A “Filomena” agora tinha que navegar mais vagarosamente. Driblava os cipoais e a vegetação dos riachos, que podiam embaraçar-lhe a hélice. Pedro na frente, os homens de Faustino viajavam na proa da embarcação, grandes facões nas mãos, olhos atentos na água adiante deles, prontos para cortar um cipó ou uma planta que pudesse impedir o curso da gaiola.
Faustino fazia um comentário aqui, outro ali, apontando com a mão para um trecho qualquer do caminho, mostrando um tucano, uma arara, um mico gritando no alto de uma árvore. Estava novamente em seu ambiente, o sangue voltava a pulsar-lhe mais forte nas veias, desfrutava daquela sensação gostosa de cheiro de mato, cantar de pássaros, rumorejar do rio, coisas que tanto lhe faziam bem.
Na popa da “Filomena”, Maria Teresa conversava com seus animais, dando-lhes um pedaço de banana ou de uma outra fruta qualquer.
Lá na frente, os homens começavam a gritar e a rir ruidosamente.
– Pega, Raimundo, pega ela – gritavam alguns.
– Pega, se não ela vai fugir – diziam outros.

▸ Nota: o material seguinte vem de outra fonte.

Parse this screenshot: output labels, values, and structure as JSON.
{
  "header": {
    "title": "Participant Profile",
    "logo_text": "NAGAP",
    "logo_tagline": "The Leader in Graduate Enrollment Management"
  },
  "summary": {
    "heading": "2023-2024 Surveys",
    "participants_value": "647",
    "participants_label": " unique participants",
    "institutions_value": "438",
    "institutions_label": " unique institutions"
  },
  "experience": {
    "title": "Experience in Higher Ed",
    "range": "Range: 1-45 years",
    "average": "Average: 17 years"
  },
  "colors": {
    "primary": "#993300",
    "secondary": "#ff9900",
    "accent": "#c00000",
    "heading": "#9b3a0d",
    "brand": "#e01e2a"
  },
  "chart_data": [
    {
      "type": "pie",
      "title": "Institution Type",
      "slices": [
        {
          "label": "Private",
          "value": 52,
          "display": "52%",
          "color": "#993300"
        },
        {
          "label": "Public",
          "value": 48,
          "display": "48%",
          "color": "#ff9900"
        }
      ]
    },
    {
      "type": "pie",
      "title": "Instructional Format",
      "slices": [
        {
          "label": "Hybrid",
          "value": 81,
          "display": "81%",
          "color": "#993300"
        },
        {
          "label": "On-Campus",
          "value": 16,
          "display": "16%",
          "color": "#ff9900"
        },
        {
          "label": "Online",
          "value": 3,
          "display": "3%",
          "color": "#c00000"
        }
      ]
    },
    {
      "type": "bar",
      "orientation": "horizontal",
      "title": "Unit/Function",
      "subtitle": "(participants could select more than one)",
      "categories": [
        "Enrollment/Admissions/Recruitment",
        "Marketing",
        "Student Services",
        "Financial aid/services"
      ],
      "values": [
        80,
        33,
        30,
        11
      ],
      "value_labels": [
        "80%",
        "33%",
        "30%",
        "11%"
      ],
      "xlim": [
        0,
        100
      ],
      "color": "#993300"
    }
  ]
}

– Peguei, já peguei – gritou Raimundo.
Puxou para dentro da gaiola, espetada na ponta de seu enorme facão, uma cobra de uns dois metros de comprimento, que ainda se contorcia nos estertores da morte. O facão atravessava-lhe o corpo, a boca aberta, dois enormes dentes prontos para morder alguém.
Pedro gritou:
– Cuidado, Raimundo, ela pode te ferrar. Se for venenosa, pode dar adeus.
Morais, com a roda do leme nas mãos, comentou com Antonio e Faustino:
– Tá parecendo uma sucuri...
– Não sei, tá muito gorda, pode ser uma jiboia... disse Faustino.
– É, tá parecendo mais uma jiboia, aquelas bichonas que engolem um boi inteiro – comentou Antonio.
Faustino gritou para os homens:
– Cuidado com isso aí, vocês. Não vão me arranjar ideia dela morder um de vocês. Por aqui não tem hospital, não.
Os homens continuavam pulando e brincando em volta da cobra. Pareciam crianças encantadas com um brinquedo novo.
Raimundo espetou o facão no chão da gaiola, com a cobra enfiada nele. Venâncio elevou o seu facão no ar e o desceu com violência, cortando a cabeça do réptil. Os homens continuavam rindo e pulando em volta do bicho, que era cortado em sucessivas fatias. Mesmo assim, ainda se contorcia, como se não quisesse despedir da vida. Raimundo gritou para o cozinheiro:
– Mário, olhe aqui a nossa carne para o almoço. Pode colocar na panela.
Pegaram uma caçarola grande e ali depositaram os vários pedaços da cobra, afinal morta de vez.
Mário disse, pegando a panela:
– E eu sei lá como se prepara isso? Nunca fiz carne de cobra...
– Tira o couro e faz ela ensopada – disse Pedro. – Fica muito boa.
No almoço, pela primeira vez na vida, Maria Teresa comeu um gostoso ensopado de carne de cobra, acompanhado de um pirão de farinha de mandioca. Mário, com a habilidade costumeira, temperou a comida de tal forma, que ela nem parecia o que realmente era.